На подоконнике, в пыльных стеклянных россыпях, алела кровь.

Внизу в позе эмбриона лежало неподвижное тело. Даже смерть оказалась не в силах расслабить сведённые парализатором мышцы.

Борис выругался ещё раз. Поудобнее перехватил автомат.

Всё прошло слишком шумно. Больше не было нужды таиться. Если на этаже есть другие дикие, они уже знают о вторжении в здание.

Он бросился обратно на лестничную площадку — проверить не осмотренные ещё помещения.

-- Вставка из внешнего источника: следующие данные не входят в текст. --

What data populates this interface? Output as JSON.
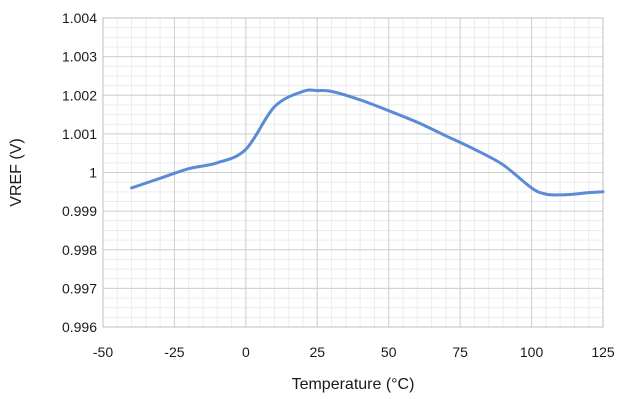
{
  "chart_data": {
    "type": "line",
    "xlabel": "Temperature (°C)",
    "ylabel": "VREF (V)",
    "xlim": [
      -50,
      125
    ],
    "ylim": [
      0.996,
      1.004
    ],
    "x_ticks": [
      -50,
      -25,
      0,
      25,
      50,
      75,
      100,
      125
    ],
    "x_tick_labels": [
      "-50",
      "-25",
      "0",
      "25",
      "50",
      "75",
      "100",
      "125"
    ],
    "y_ticks": [
      0.996,
      0.997,
      0.998,
      0.999,
      1.0,
      1.001,
      1.002,
      1.003,
      1.004
    ],
    "y_tick_labels": [
      "0.996",
      "0.997",
      "0.998",
      "0.999",
      "1",
      "1.001",
      "1.002",
      "1.003",
      "1.004"
    ],
    "grid": true,
    "legend": "none",
    "series": [
      {
        "color": "#5b8ad6",
        "x": [
          -40,
          -30,
          -20,
          -10,
          0,
          10,
          20,
          25,
          30,
          40,
          50,
          60,
          70,
          80,
          90,
          100,
          105,
          110,
          115,
          120,
          125
        ],
        "y": [
          0.9996,
          0.99985,
          1.0001,
          1.00025,
          1.0006,
          1.0017,
          1.0021,
          1.00212,
          1.0021,
          1.00188,
          1.0016,
          1.0013,
          1.00095,
          1.0006,
          1.0002,
          0.9996,
          0.99944,
          0.99942,
          0.99944,
          0.99948,
          0.9995
        ]
      }
    ]
  }
}
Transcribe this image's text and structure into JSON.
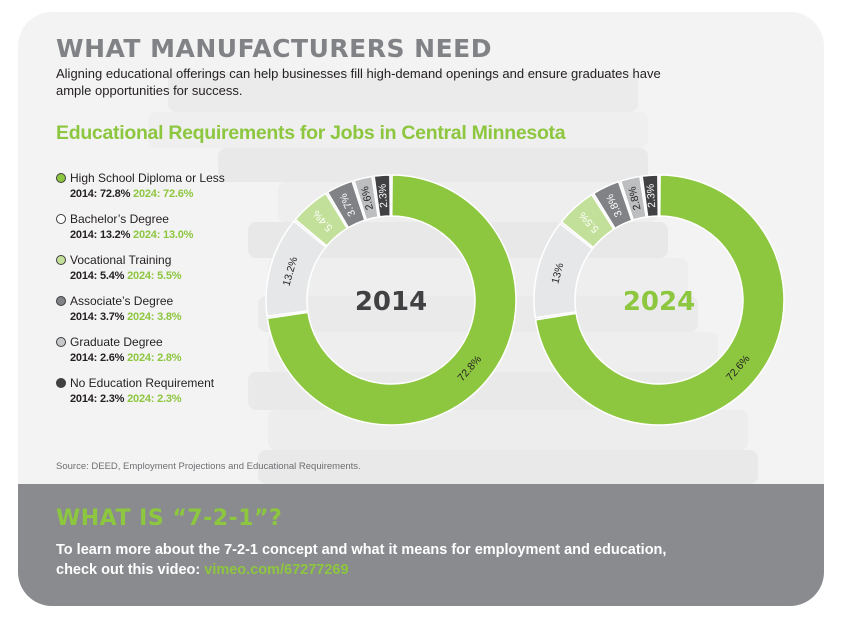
{
  "header": {
    "title": "WHAT MANUFACTURERS NEED",
    "subtitle": "Aligning educational offerings can help businesses fill high-demand openings and ensure graduates have ample opportunities for success."
  },
  "legend": [
    {
      "name": "High School Diploma or Less",
      "label2014": "2014: 72.8%",
      "label2024": "2024: 72.6%",
      "color": "#8dc63f"
    },
    {
      "name": "Bachelor’s Degree",
      "label2014": "2014: 13.2%",
      "label2024": "2024: 13.0%",
      "color": "#ffffff"
    },
    {
      "name": "Vocational Training",
      "label2014": "2014: 5.4%",
      "label2024": "2024: 5.5%",
      "color": "#c2e09a"
    },
    {
      "name": "Associate’s Degree",
      "label2014": "2014: 3.7%",
      "label2024": "2024: 3.8%",
      "color": "#808285"
    },
    {
      "name": "Graduate Degree",
      "label2014": "2014:  2.6%",
      "label2024": "2024: 2.8%",
      "color": "#c7c8ca"
    },
    {
      "name": "No Education Requirement",
      "label2014": "2014: 2.3%",
      "label2024": "2024: 2.3%",
      "color": "#414042"
    }
  ],
  "chart_data": {
    "type": "pie",
    "title": "Educational Requirements for Jobs in Central Minnesota",
    "categories": [
      "High School Diploma or Less",
      "Bachelor’s Degree",
      "Vocational Training",
      "Associate’s Degree",
      "Graduate Degree",
      "No Education Requirement"
    ],
    "series": [
      {
        "name": "2014",
        "values": [
          72.8,
          13.2,
          5.4,
          3.7,
          2.6,
          2.3
        ],
        "labels": [
          "72.8%",
          "13.2%",
          "5.4%",
          "3.7%",
          "2.6%",
          "2.3%"
        ],
        "center_color": "#414042"
      },
      {
        "name": "2024",
        "values": [
          72.6,
          13.0,
          5.5,
          3.8,
          2.8,
          2.3
        ],
        "labels": [
          "72.6%",
          "13%",
          "5.5%",
          "3.8%",
          "2.8%",
          "2.3%"
        ],
        "center_color": "#8dc63f"
      }
    ],
    "slice_colors": [
      "#8dc63f",
      "#e6e7e8",
      "#c2e09a",
      "#808285",
      "#bcbec0",
      "#414042"
    ],
    "source": "Source: DEED, Employment Projections and Educational Requirements."
  },
  "footer": {
    "title": "WHAT IS “7-2-1”?",
    "text": "To learn more about the 7-2-1 concept and what it means for employment and education, check out this video: ",
    "link": "vimeo.com/67277269"
  }
}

— Берест! Что происходит? — затрещал шлемофон.

Ухо требовал ответа. Ничего, подождёт сержант.

Борис заглянул во всё дверные проёмы…

— Берест? Ты жив там, мать твою, или как?!

Осмотрел каждую комнату.

— Слышишь меня, Берест! Ответь!

И лишь убедившись, что на этаже никого больше нет — ответил:

— Слышу.

— Автоматчика достал?

— Достал.

— Держись, мы идём! Скоро будем.

Держаться? Он усмехнулся. Да какие проблемы.

Можете не торопиться, товарищ сержант. Теперь-то куда спешить? Борис подошёл к окну. Встал так, чтобы атакующие видели: свой. Чтобы не всадили ненароком шприц или пулю.

Через площадь бежали, пригибаясь, пятнистые фигурки. К дверям, к окнам, к балконам.

— Сколько диких в доме? — снова раздался в шлемофоне голос Уха.

— Двое, — тусклым голосом ответил Борис. — Хотя теперь уже один.

«Всего-навсего один трес-балл», — проползла вялая мысль.

И минус три шприц-ампулы.

Неоправданный перерасход боеприпасов его почему-то не особенно и расстроил.

— Ты че гонишь, Берест? — В голосе Уха послышались беспокойство и угроза. — Какой на хрен один?!

— Я не гоню, — устало отозвался Борис. — Говорю, как есть. Во всей пятиэтажке только один дикий. Остался один…

Он присел возле парализованного мужика. Бородача ещё била мелкая дрожь. Изо рта текла струйка пенистой слюны. Из зажмуренных глаз — слёзы.

Пришлось приложить немалые усилия, чтобы извлечь оружие из сведённых судорогой пальцев.

Старый-престарый покоцанный калаш. Треснувший, стянутый скобой и обмотанный изолентой приклад. Два магазина — тоже на изоленте.

Борис отсоединил рожки. Не торопясь, один за другим выщелкнул на голый бетонный пол патроны. Просто так, чтобы хоть чем-то себя занять.

В первом магазине оставалось три патрона. Во втором их было всего два.

Борис перевёл взгляд на дикого. Для себя, видать, берёг, второй магазин, для себя и для дочки. Только воспользоваться им не успел.

Впрочем, девчонке-то уже всё равно.

Борис покосился на приоткрытую дверь. В двери торчала игла от шприц-ампулы. За дверью было видно окно, из которого выпрыгнула дикая. Может, в самом деле такой выход для неё — наилучший.

А как бы он сам поступил на её месте?

А на месте её отца?

Борис вздохнул. Этого лучше не знать. Никогда лучше не узнавать такого.

— Да, не повезло тебе, папаша, — без издёвки, с искренним сочувствием обратился к дикому Борис. — По всем статьям не повезло.

Дикий не ответил. Не в человеческих силах разговаривать, находясь под действием хэдхантерского парализатора.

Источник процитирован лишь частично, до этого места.